‘That pipeline is going to get built:’ PM dismisses B.C.’s Trans Mountain move

By on February 1, 2018

FILE: Justin Trudeau (Shutterstock)
FILE: Justin Trudeau (Shutterstock)

EDMONTON — Prime Minister Justin Trudeau says the Kinder Morgan oil pipeline expansion will happen despite British Columbia’s latest attempt to hinder the project.

Speaking on Edmonton talk radio station CHED on Thursday, Trudeau said the pipeline, which would take Alberta crude to the West Coast for shipment to Asian markets, is in the national interest and will go ahead.

“That pipeline is going to get built,” Trudeau said. “We will stand by our decision. We will ensure that the Kinder Morgan pipeline gets built.”

B.C.’s environment minister has said his minority government plans to ban increased shipments of diluted bitumen off the province’s coast until it can determine that shippers are prepared and able to properly clean up a spill. He said he will establish an independent scientific advisory panel to study the issue.

The move has infuriated Alberta Premier Rachel Notley, who has accused B.C. of trying to change the rules after the federal government already gave the project the green light.

Trudeau said Canada needs to get Alberta’s oil safely to markets other than the United States. He said the federal government did the research and has spent billions on spill response.

“The Kinder Morgan pipeline is not a danger to the B.C. coast,” he said.

Trudeau, who’s in Edmonton for a town-hall meeting, said it’s normal for provinces to have differences of opinion and that’s why there is a federal government.

“One of the reasons we have a national government to oversee national interests is to step up for the interests of all Canadians and that’s exactly what I am going to do,” he said, without elaborating on what steps he might take.

Trudeau didn’t take any questions from the media following a tour of a seniors centre and a flood mitigation project in south Edmonton.

Mayor Don Iveson said Trudeau reiterated his support for the pipeline during the visit to a storm-water management facility.

“He understands that for Albertans and Canadians to get full value for our products, we need tidewater access, and also that our investors who have been very, very patient in this project need certainty to be able to move ahead,” said Iveson. “He’s very clearly committed.”

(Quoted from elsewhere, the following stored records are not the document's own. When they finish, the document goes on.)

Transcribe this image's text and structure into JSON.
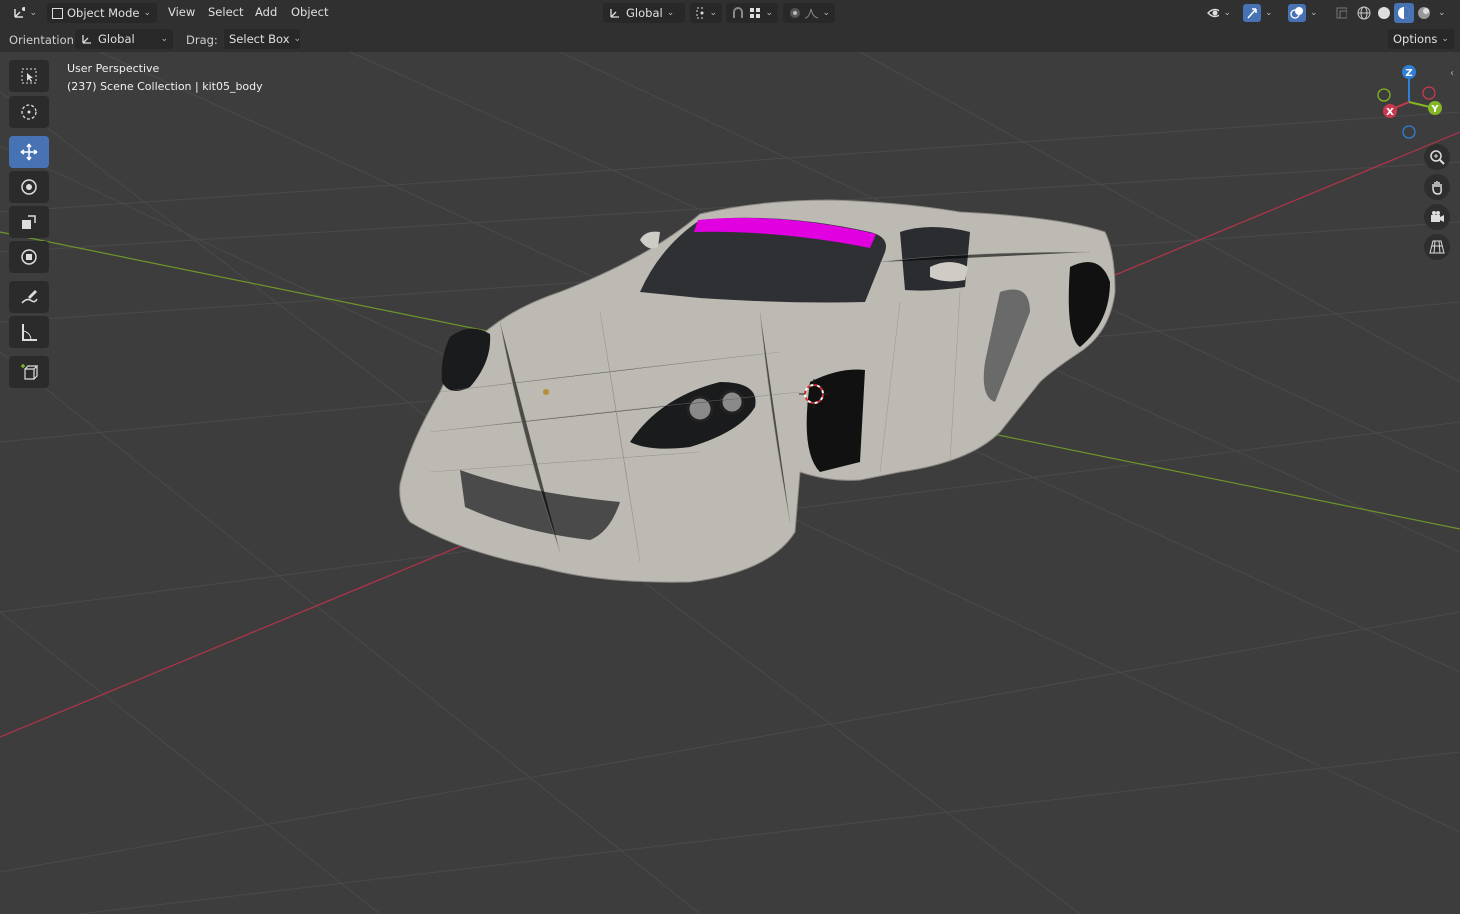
{
  "header": {
    "mode": "Object Mode",
    "menus": [
      "View",
      "Select",
      "Add",
      "Object"
    ],
    "transform_orientation": "Global",
    "editor_icon": "editor-type-icon",
    "snap_icon": "snap-icon",
    "proportional_icon": "proportional-edit-icon"
  },
  "tool_settings": {
    "orientation_label": "Orientation:",
    "orientation_value": "Global",
    "drag_label": "Drag:",
    "drag_value": "Select Box",
    "options_label": "Options"
  },
  "viewport": {
    "view_name": "User Perspective",
    "scene_info": "(237) Scene Collection | kit05_body"
  },
  "gizmo": {
    "z": "Z",
    "y": "Y",
    "x": "X"
  },
  "toolbar": {
    "tools": [
      "select-box",
      "cursor",
      "move",
      "rotate",
      "scale",
      "transform",
      "annotate",
      "measure",
      "add-cube"
    ],
    "active": "move"
  },
  "colors": {
    "accent": "#4772b3",
    "x_axis": "#c8394f",
    "y_axis": "#83b626",
    "z_axis": "#2f7fd6",
    "selection": "#e000e0"
  }
}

Iveson said Trudeau told him that the federal government will do everything it needs to do to ensure pipeline approvals are not undermined.

Calgary Mayor Naheed Nenshi also weighed in.

“I would strongly encourage the British Columbia government to actually read the (National Energy Board) ruling that talks in great detail about what they claim to be concerned about — about the risk of bitumen spills,” Nenshi told CTV.

“I will also remind them that when you fill up your gas in the Lower Mainland, where do you think that gas came from? It came through the existing Trans Mountain pipeline.”

Speaking in Ottawa, Natural Resources Minister Jim Carr wouldn’t say what Canada might do if British Columbia implements its regulation.

“That’s speculative,” said Carr.

He noted that, at this point, B.C. has just pledged to consult. He said the federal government heard from thousands of people before the pipeline was approved.

“That’s what they have announced — an intention to consult. We have already consulted.”

Notley has threatened trade retaliation with B.C. if the shipping ban goes ahead. She held an emergency cabinet meeting Wednesday to discuss what legal and economic levers Alberta can pull in its spat with its neighbour to the west. She specifically mentioned interprovincial trade in electricity.

B.C.’s proposal creates more uncertainty for Kinder Morgan’s already-delayed Trans Mountain expansion project that would nearly triple the capacity of its pipeline system to 890,000 barrels a day.